Aram Haus: Durchaus. Die Ideen sind vielfältig und schlagen sich im diesjährig extravaganten Rahmenprogramm nieder: STATE OF THE KUNST ist eine begleitende Kunstausstellung mit Werken bedeutender deutschsprachiger Artists, unter ihnen Josef Beuys, Ashley Hans Scheirl, Imi Knoebel, Gelatin, Valie EXPORT, Jonathan Meese und Brigitte Kowanz. Erstmalig präsentiert ART BODENSEE einen Artist in Residence. Milan Mladenovic erschafft im Laufe des Juni für Besucher*innen interaktive Kunstwerke. Eine Sonderausstellung der österreichischen Staatskünstlerin Elke Krystufek, hochbrisantes Podium, Lectures, Ehrungen und Preisverleihungen, Kinderprogramm und Netzwerkveranstaltungen runden die Kunstmesse ab. Gönnen Sie sich dieses außergewöhnliche Ereignis!
Eindeutiges Ziel für die einzige Kunstmesse am Bodensee ist, das Potential der Region zu schöpfen, künstlerisch, kulturell, wirtschaftlich und gesellschaftlich. Bis 2022 soll ART BODENSEE ein in Europa anerkanntes Gegenwartskunstmarktformat sein und gleichzeitig Kommunikationsplattform für die Region um den Bodensee und für angehende und erfahrene Kunstkäufer*innen ein verlässlicher Partner sein.

QLT: Was ist das Besondere in diesem Jahr? Gibt es ein Highlight?

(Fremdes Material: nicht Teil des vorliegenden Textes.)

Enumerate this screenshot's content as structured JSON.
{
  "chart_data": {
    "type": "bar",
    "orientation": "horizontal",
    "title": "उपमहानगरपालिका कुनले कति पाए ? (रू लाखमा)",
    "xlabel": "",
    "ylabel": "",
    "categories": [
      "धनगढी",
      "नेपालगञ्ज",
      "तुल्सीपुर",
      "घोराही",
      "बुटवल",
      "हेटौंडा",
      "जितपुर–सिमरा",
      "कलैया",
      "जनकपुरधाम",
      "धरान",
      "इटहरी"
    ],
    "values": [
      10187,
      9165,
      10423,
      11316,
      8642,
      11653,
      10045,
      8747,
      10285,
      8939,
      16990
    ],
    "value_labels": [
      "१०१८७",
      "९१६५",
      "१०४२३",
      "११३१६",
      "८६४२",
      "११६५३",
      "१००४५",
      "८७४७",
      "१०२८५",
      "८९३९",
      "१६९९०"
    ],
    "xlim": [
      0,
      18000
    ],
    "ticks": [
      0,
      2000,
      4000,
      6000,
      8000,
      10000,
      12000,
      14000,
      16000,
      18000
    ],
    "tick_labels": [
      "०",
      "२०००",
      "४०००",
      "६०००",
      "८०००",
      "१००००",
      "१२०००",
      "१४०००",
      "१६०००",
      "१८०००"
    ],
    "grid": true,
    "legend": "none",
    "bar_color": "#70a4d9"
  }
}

Aram Haus: Der Spirit dieses Jahr ist das Besondere. Der Relaunch der Messe zieht viele neue Kräfte. Es sind viele kulturelle Schlüsselpersonen in den Prozess integriert, die sich großzügig einbringen. Aufregende Galerien, Neulinge und alte Meister*innen, Artists und Art-Conaisseurs sind aufmerksam und ein gewisses Risiko steigert den fun factor. Highlights der ART BODENSEE 19 sind die diverse europäische Galerienlandschaft, weitgehend unbekannte großformatige Pastelle von Francis Bacon, erstmals gezeigt in Österreich und die Installation des ART BODENSEE Artist in Residence Milan Mladenovic, bei der die eine Lichtwand rein durch die Gedankenkraft der Besucher’*innen erlischt oder erstrahlt.